Mais uma vez, eu sei que em teoria os interesses do Governo e da Presidência da República não são distintos dos do país – e, nesse sentido, não haveria qualquer problema em permitir que o Procurador-Geral da República fosse premiado/castigado no fim do seu mandato com uma renomeação/exoneração –, mas, mais uma vez, o meu optimismo não chega à perda de contacto com a realidade.

Por isso, tratando-se do Procurador-Geral da República, que, como o próprio nome indica, serve os interesses da República, sou muito lesta a defender um mandato único, com uma duração suficiente para que a sua acção produza resultados (o que, atendendo à duração dos processos judiciais, podia, de facto, confundir-se com um cargo vitalício) e para que extravase um único Governo.

Infelizmente, a falta de norma constitucional e, sobretudo, de bom senso conduziu-nos aqui, onde a discussão foi trazida para o campo das trincheiras.
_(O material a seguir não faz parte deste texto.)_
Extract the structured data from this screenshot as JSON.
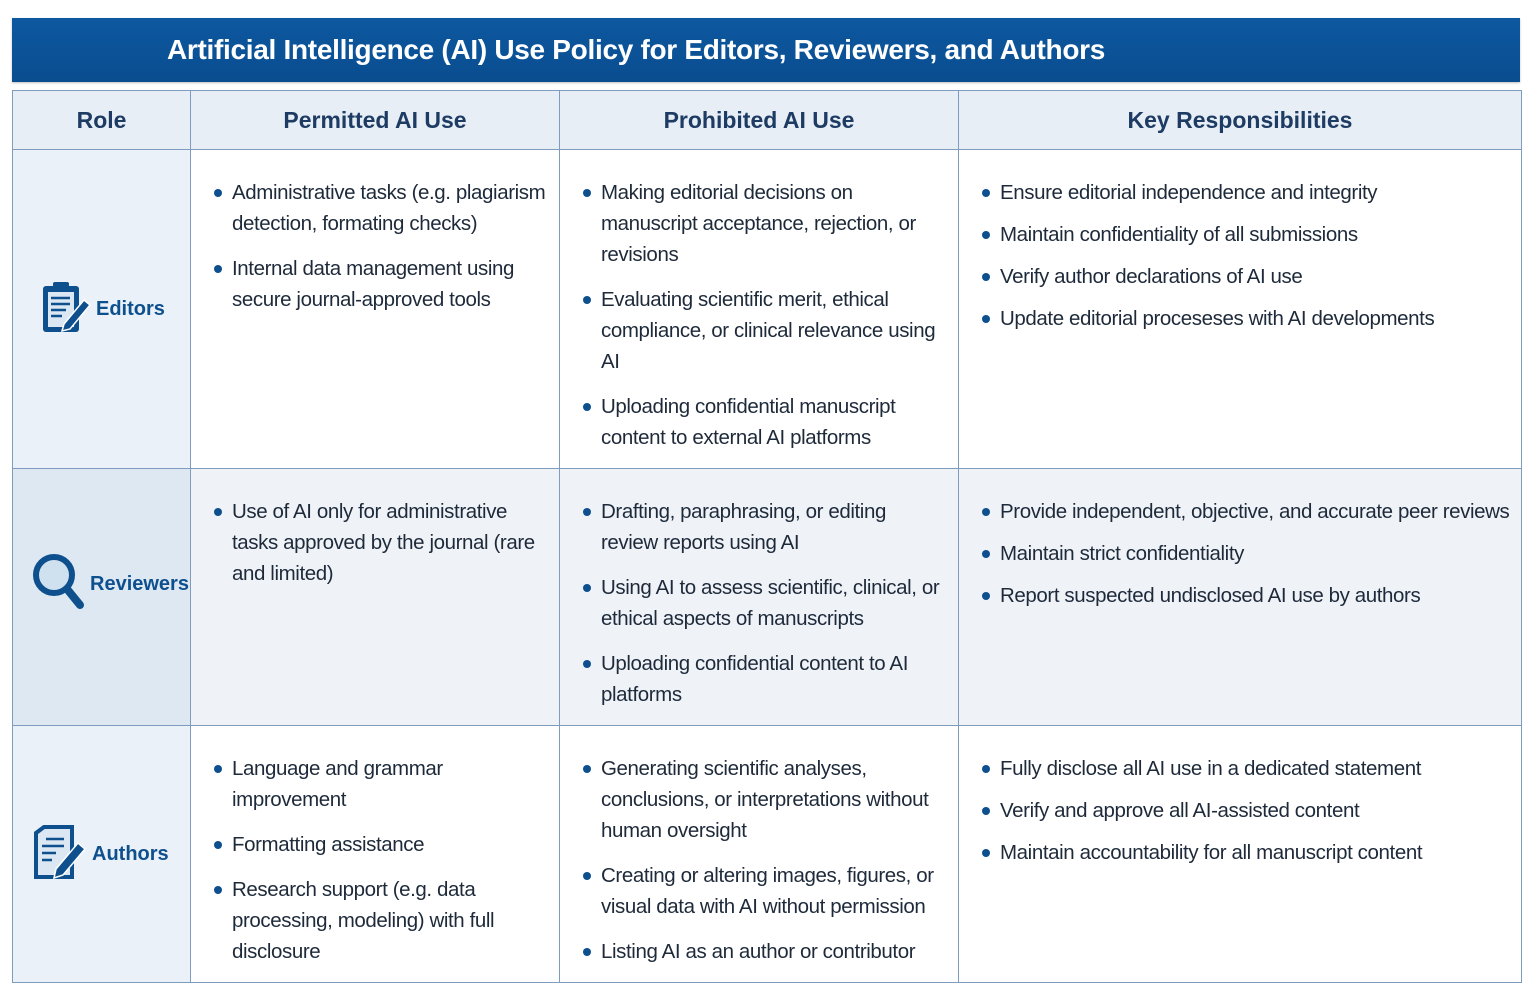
{
  "title": "Artificial Intelligence (AI) Use Policy for Editors, Reviewers, and Authors",
  "headers": [
    "Role",
    "Permitted AI Use",
    "Prohibited AI Use",
    "Key Responsibilities"
  ],
  "colors": {
    "brand": "#0a4d8f",
    "header_bg": "#e8eef6",
    "border": "#7f9bbd"
  },
  "rows": [
    {
      "role": "Editors",
      "icon": "clipboard-pencil-icon",
      "permitted": [
        "Administrative tasks (e.g. plagiarism detection, formating checks)",
        "Internal data management using secure journal-approved tools"
      ],
      "prohibited": [
        "Making editorial decisions on manuscript acceptance, rejection, or revisions",
        "Evaluating scientific merit, ethical compliance, or clinical relevance using AI",
        "Uploading confidential manuscript content to external AI platforms"
      ],
      "responsibilities": [
        "Ensure editorial independence and integrity",
        "Maintain confidentiality of all submissions",
        "Verify author declarations of AI use",
        "Update editorial proceseses with AI developments"
      ]
    },
    {
      "role": "Reviewers",
      "icon": "magnifying-glass-icon",
      "permitted": [
        "Use of AI only for administrative tasks approved by the journal (rare and limited)"
      ],
      "prohibited": [
        "Drafting, paraphrasing, or editing review reports using AI",
        "Using AI to assess scientific, clinical, or ethical aspects of manuscripts",
        "Uploading confidential content to AI platforms"
      ],
      "responsibilities": [
        "Provide independent, objective, and accurate peer reviews",
        "Maintain strict confidentiality",
        "Report suspected undisclosed AI use by authors"
      ]
    },
    {
      "role": "Authors",
      "icon": "document-pencil-icon",
      "permitted": [
        "Language and grammar improvement",
        "Formatting assistance",
        "Research support (e.g. data processing, modeling) with full disclosure"
      ],
      "prohibited": [
        "Generating scientific analyses, conclusions, or interpretations without human oversight",
        "Creating or altering images, figures, or visual data with AI without permission",
        "Listing AI as an author or contributor"
      ],
      "responsibilities": [
        "Fully disclose all AI use in a dedicated statement",
        "Verify and approve all AI-assisted content",
        "Maintain accountability for all manuscript content"
      ]
    }
  ]
}
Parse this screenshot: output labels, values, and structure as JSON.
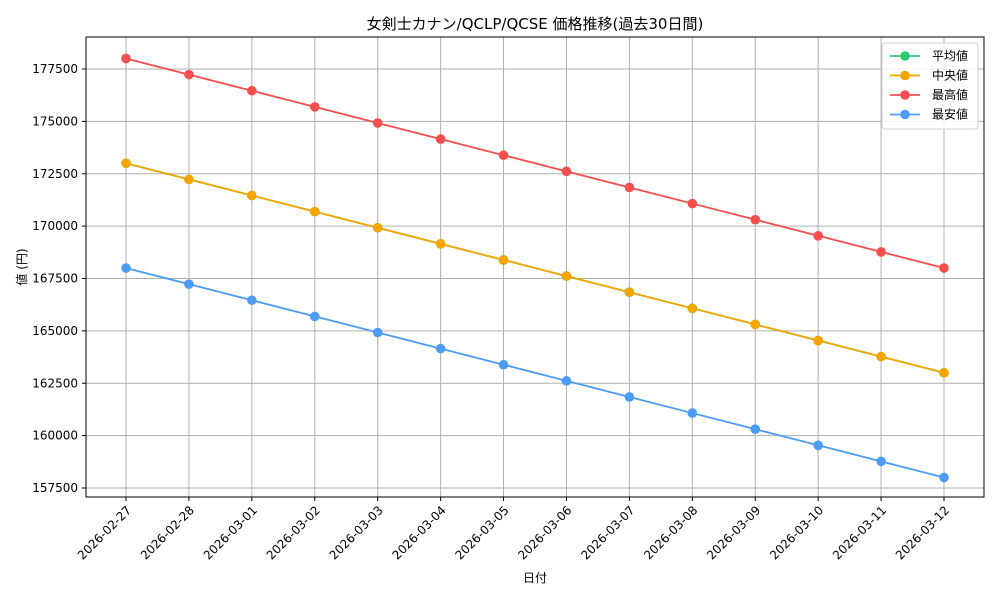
{
  "chart_data": {
    "type": "line",
    "title": "女剣士カナン/QCLP/QCSE 価格推移(過去30日間)",
    "xlabel": "日付",
    "ylabel": "値 (円)",
    "categories": [
      "2026-02-27",
      "2026-02-28",
      "2026-03-01",
      "2026-03-02",
      "2026-03-03",
      "2026-03-04",
      "2026-03-05",
      "2026-03-06",
      "2026-03-07",
      "2026-03-08",
      "2026-03-09",
      "2026-03-10",
      "2026-03-11",
      "2026-03-12"
    ],
    "series": [
      {
        "name": "平均値",
        "color": "#2ecc71",
        "values": [
          173000,
          172231,
          171462,
          170692,
          169923,
          169154,
          168385,
          167615,
          166846,
          166077,
          165308,
          164538,
          163769,
          163000
        ]
      },
      {
        "name": "中央値",
        "color": "#f5a500",
        "values": [
          173000,
          172231,
          171462,
          170692,
          169923,
          169154,
          168385,
          167615,
          166846,
          166077,
          165308,
          164538,
          163769,
          163000
        ]
      },
      {
        "name": "最高値",
        "color": "#f44e4e",
        "values": [
          178000,
          177231,
          176462,
          175692,
          174923,
          174154,
          173385,
          172615,
          171846,
          171077,
          170308,
          169538,
          168769,
          168000
        ]
      },
      {
        "name": "最安値",
        "color": "#4d9bf7",
        "values": [
          168000,
          167231,
          166462,
          165692,
          164923,
          164154,
          163385,
          162615,
          161846,
          161077,
          160308,
          159538,
          158769,
          158000
        ]
      }
    ],
    "yticks": [
      157500,
      160000,
      162500,
      165000,
      167500,
      170000,
      172500,
      175000,
      177500
    ],
    "ylim": [
      157000,
      179000
    ],
    "grid": true,
    "legend_position": "upper right"
  }
}
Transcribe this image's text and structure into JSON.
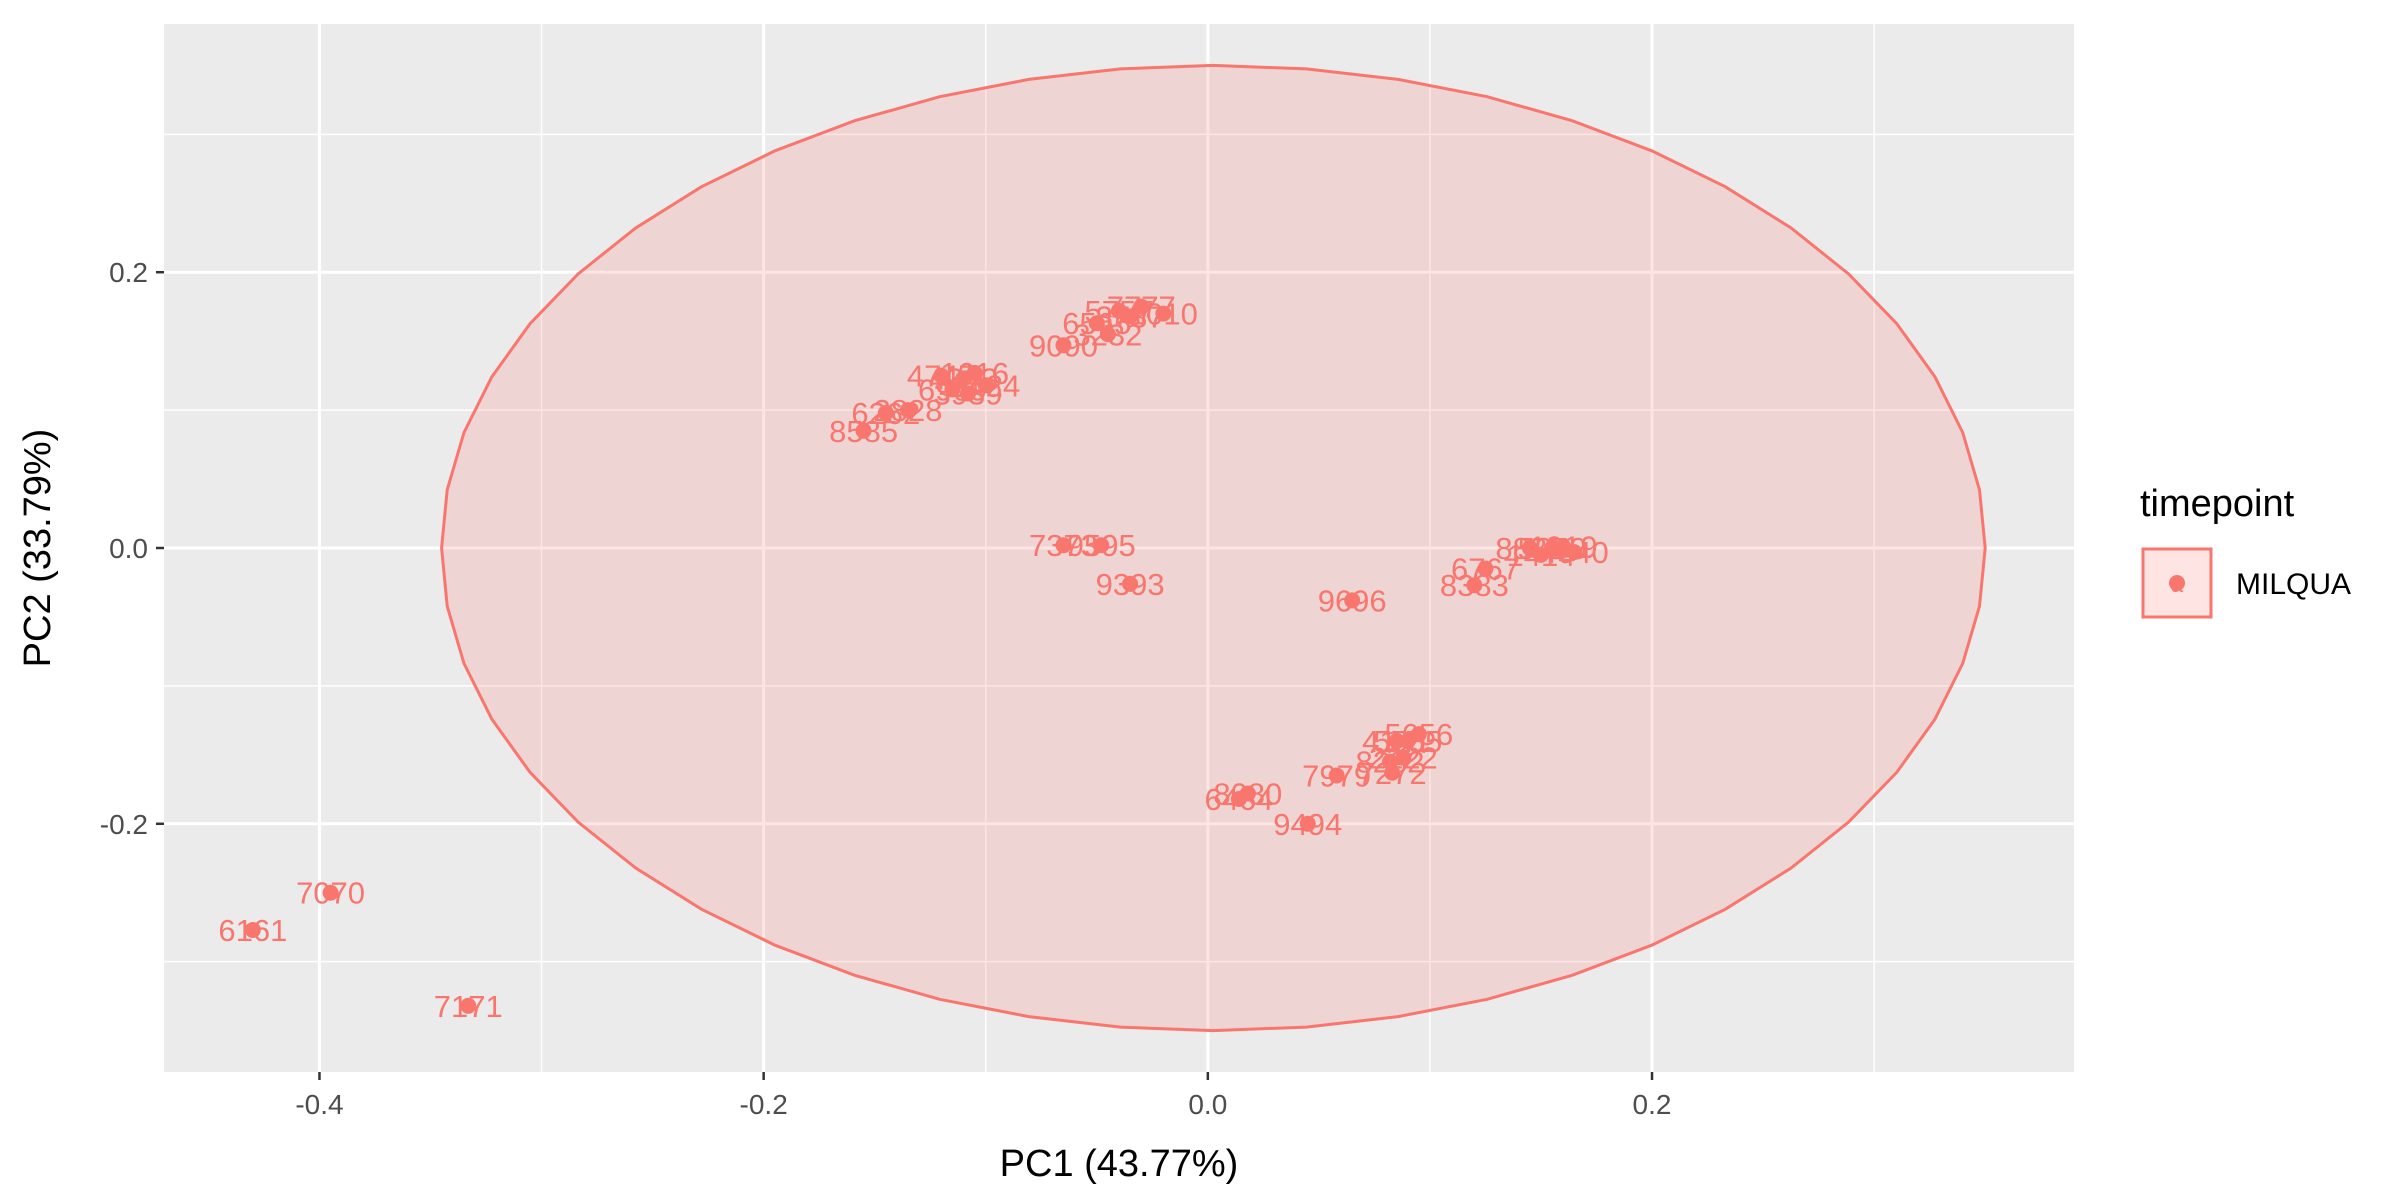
{
  "chart_data": {
    "type": "scatter",
    "xlabel": "PC1 (43.77%)",
    "ylabel": "PC2 (33.79%)",
    "xlim": [
      -0.47,
      0.39
    ],
    "ylim": [
      -0.38,
      0.38
    ],
    "x_ticks": [
      -0.4,
      -0.2,
      0.0,
      0.2
    ],
    "x_tick_labels": [
      "-0.4",
      "-0.2",
      "0.0",
      "0.2"
    ],
    "y_ticks": [
      -0.2,
      0.0,
      0.2
    ],
    "y_tick_labels": [
      "-0.2",
      "0.0",
      "0.2"
    ],
    "grid": true,
    "legend": {
      "title": "timepoint",
      "position": "right",
      "entries": [
        {
          "label": "MILQUA",
          "color": "#F8766D"
        }
      ]
    },
    "colors": {
      "series": "#F8766D",
      "panel_background": "#EBEBEB",
      "grid": "#FFFFFF",
      "ellipse_fill": "#F8766D"
    },
    "ellipse": {
      "center": [
        0.0025,
        0.0
      ],
      "radius_x": 0.3475,
      "radius_y": 0.35
    },
    "series": [
      {
        "name": "MILQUA",
        "points": [
          {
            "x": -0.43,
            "y": -0.277,
            "label": "6161"
          },
          {
            "x": -0.395,
            "y": -0.25,
            "label": "7070"
          },
          {
            "x": -0.333,
            "y": -0.332,
            "label": "7171"
          },
          {
            "x": -0.155,
            "y": 0.085,
            "label": "8585"
          },
          {
            "x": -0.145,
            "y": 0.098,
            "label": "6262"
          },
          {
            "x": -0.135,
            "y": 0.1,
            "label": "2828"
          },
          {
            "x": -0.12,
            "y": 0.125,
            "label": "4747"
          },
          {
            "x": -0.11,
            "y": 0.123,
            "label": "4343"
          },
          {
            "x": -0.105,
            "y": 0.127,
            "label": "1616"
          },
          {
            "x": -0.115,
            "y": 0.115,
            "label": "6969"
          },
          {
            "x": -0.108,
            "y": 0.112,
            "label": "3939"
          },
          {
            "x": -0.1,
            "y": 0.118,
            "label": "2424"
          },
          {
            "x": -0.065,
            "y": 0.147,
            "label": "9090"
          },
          {
            "x": -0.05,
            "y": 0.163,
            "label": "6565"
          },
          {
            "x": -0.045,
            "y": 0.155,
            "label": "3232"
          },
          {
            "x": -0.04,
            "y": 0.172,
            "label": "5757"
          },
          {
            "x": -0.035,
            "y": 0.168,
            "label": "3737"
          },
          {
            "x": -0.03,
            "y": 0.175,
            "label": "7777"
          },
          {
            "x": -0.02,
            "y": 0.17,
            "label": "1010"
          },
          {
            "x": -0.065,
            "y": 0.002,
            "label": "7373"
          },
          {
            "x": -0.048,
            "y": 0.002,
            "label": "9595"
          },
          {
            "x": -0.035,
            "y": -0.026,
            "label": "9393"
          },
          {
            "x": 0.065,
            "y": -0.038,
            "label": "9696"
          },
          {
            "x": 0.12,
            "y": -0.027,
            "label": "8383"
          },
          {
            "x": 0.125,
            "y": -0.015,
            "label": "6767"
          },
          {
            "x": 0.145,
            "y": 0.0,
            "label": "8888"
          },
          {
            "x": 0.155,
            "y": 0.0,
            "label": "5050"
          },
          {
            "x": 0.165,
            "y": -0.003,
            "label": "4040"
          },
          {
            "x": 0.16,
            "y": 0.001,
            "label": "1919"
          },
          {
            "x": 0.15,
            "y": -0.005,
            "label": "1414"
          },
          {
            "x": 0.085,
            "y": -0.14,
            "label": "4141"
          },
          {
            "x": 0.095,
            "y": -0.135,
            "label": "5656"
          },
          {
            "x": 0.09,
            "y": -0.14,
            "label": "5555"
          },
          {
            "x": 0.082,
            "y": -0.155,
            "label": "8282"
          },
          {
            "x": 0.088,
            "y": -0.152,
            "label": "2222"
          },
          {
            "x": 0.058,
            "y": -0.165,
            "label": "7979"
          },
          {
            "x": 0.083,
            "y": -0.163,
            "label": "7272"
          },
          {
            "x": 0.018,
            "y": -0.178,
            "label": "8080"
          },
          {
            "x": 0.014,
            "y": -0.182,
            "label": "6464"
          },
          {
            "x": 0.045,
            "y": -0.2,
            "label": "9494"
          }
        ]
      }
    ]
  }
}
Em vez de se ter enunciado o princípio da não recondução, pelos motivos que expus, deixou-se que o tema fosse analisado em função de pessoas concretas – que nunca é boa forma de estabelecer regras – e transformado numa disputa “Geringonça versus PàF”. Perde a Justiça, naturalmente.

Joana Marques Vidal terá o seu nome para sempre ligado ao combate à corrupção. Que se tenha permitido considerar a sua permanência à frente da Procuradoria-Geral da República levou a que agora a sua substituição seja apresentada como facto a merecer desconfiança, em vez de uma decorrência natural e lógica do funcionamento das instituições.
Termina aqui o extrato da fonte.